Retford was in the Middle East in January doing final inspections on the Oman facility before it opened, but he began the project more than five years ago with a series of planning meetings that took place in Beirut, Lebanon. Since then, Retford has been to Oman on numerous occasions during construction of the project. Retford sees such projects as a key component to the future of his business in a global economy.
“We hear from people around the world who are very interested in what we do,” Retford says. “In the next five years, I think there will be tremendous opportunities to export the U.S. design of corrections facilities.”
Retford says he’s continually inspired by his job because there is always something to learn: No matter how similar, no two projects are alike. That may not sound surprising coming from someone who just returned from Oman, but he says work in the United States is equally fluid and dynamic.
“We recently worked with San Luis Obispo County,” Retford says. “They initially wanted us to duplicate one of their existing indirect supervision housing units, but after a series of consultations and facility tours, it became pretty clear they needed more than that.”
Retford says the existing San Luis Obispo County facility has an unpleasant and uncomfortable control room, so officers are often out of the room engaging with prisoners and helping them go about their daily lives.
“They have a control room, but they don’t truly use it,” Retford says. “They thought they were running an indirect supervision facility, but when we all agreed that wasn’t the reality, we went about designing a new facility that [improved] what they were already doing. Now they’ve got a design that they absolutely love.
“The best part of my job is working with users like that and delivering a product that helps them do exactly what they want,” Retford says. “We don’t know what a client needs when we enter a relationship, and it’s often the case that the client doesn’t exactly understand its needs either. It’s a journey getting there, and learning about each other and recognizing how we can help certain management styles or missions is an exciting process.”
Retford says that he wanted to become an architect from the time he took his first drafting class in high school. Though he didn’t consciously gravitate toward the correctional industry, the first project he ever worked on was a courthouse with a jail in it, and it’s been justice projects since.
Retford also sits on the executive committee of the American Society for Testing and Materials’ committee on detention and corrections standards. In this capacity, and because of his work with AECOM, Retford was invited to Bogotá, Colombia, in August 2009 to deliver a keynote speech on concrete in jail and prison design to the Colombian Ready Mixed Concrete Association.

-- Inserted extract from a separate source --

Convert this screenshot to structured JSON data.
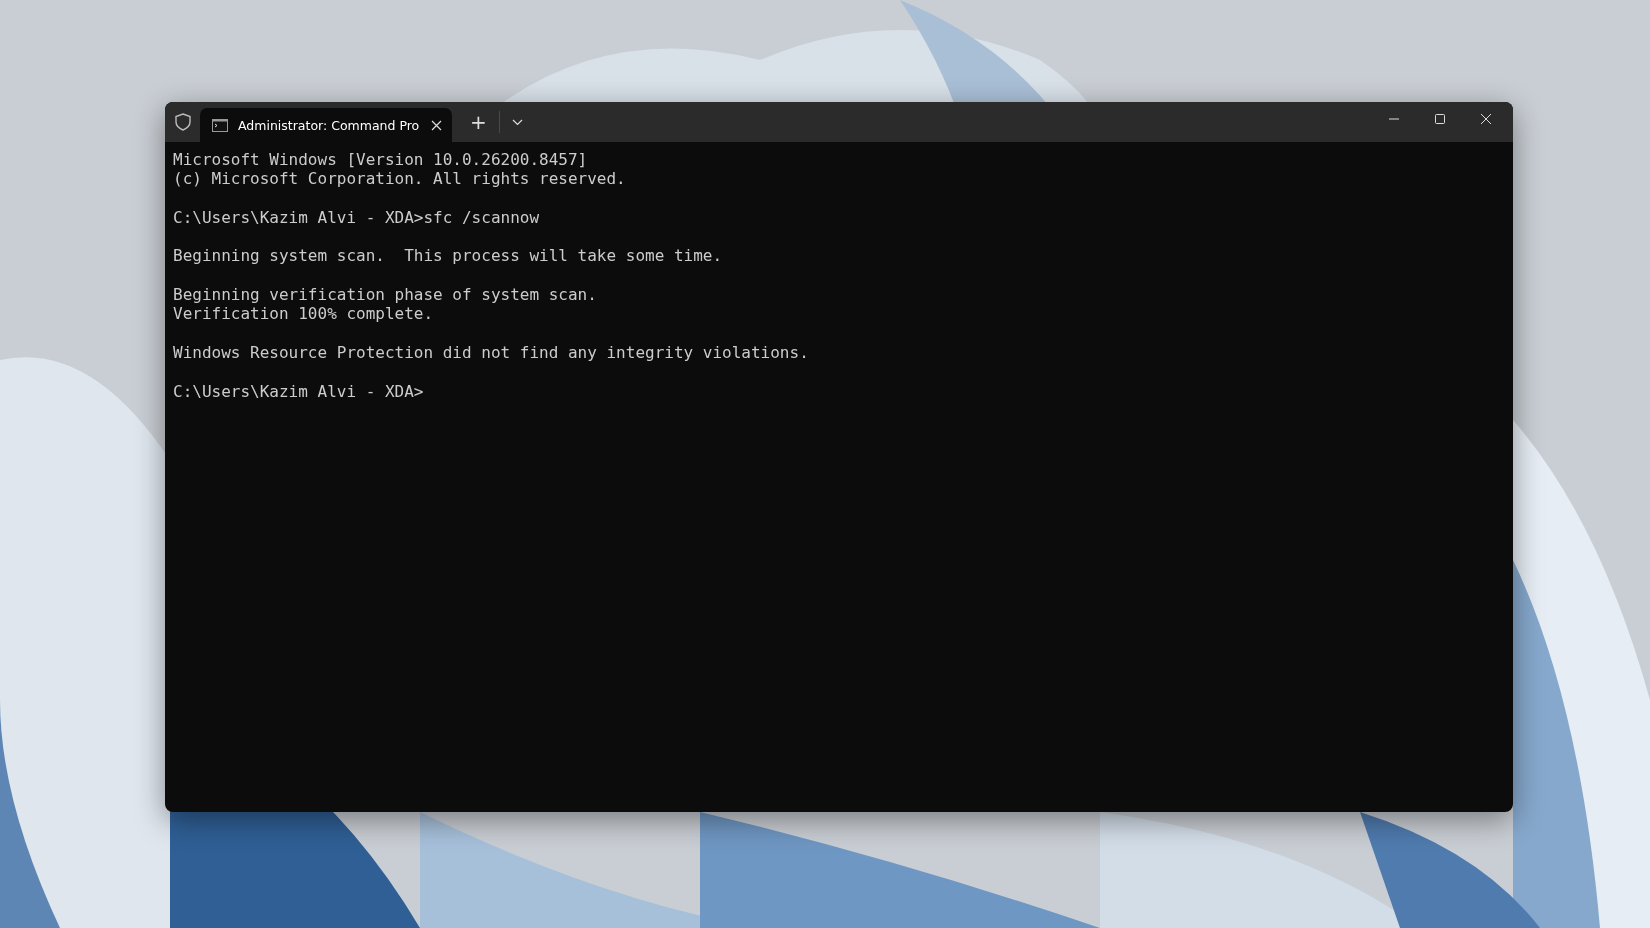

“It was quite an honor to be asked to go to Colombia,” Retford says. “And just as it was when I went to Oman, it turns out that Colombia is a great place to visit — not nearly as scary as people think.”
With all of that travel, a man has to have some downtime. Retford says his two passions — independent of his wife and three boys — are racquetball and fishing.
“I love racquetball,” Retford says. “Even with the crazy travel, I almost always play three times a week. A few times a year, I enjoy getting away to go fishing, too. Right now some friends and I are working on a trip to Alaska, but we’ve already been all over Canada in search of everything from salmon to northern pike.”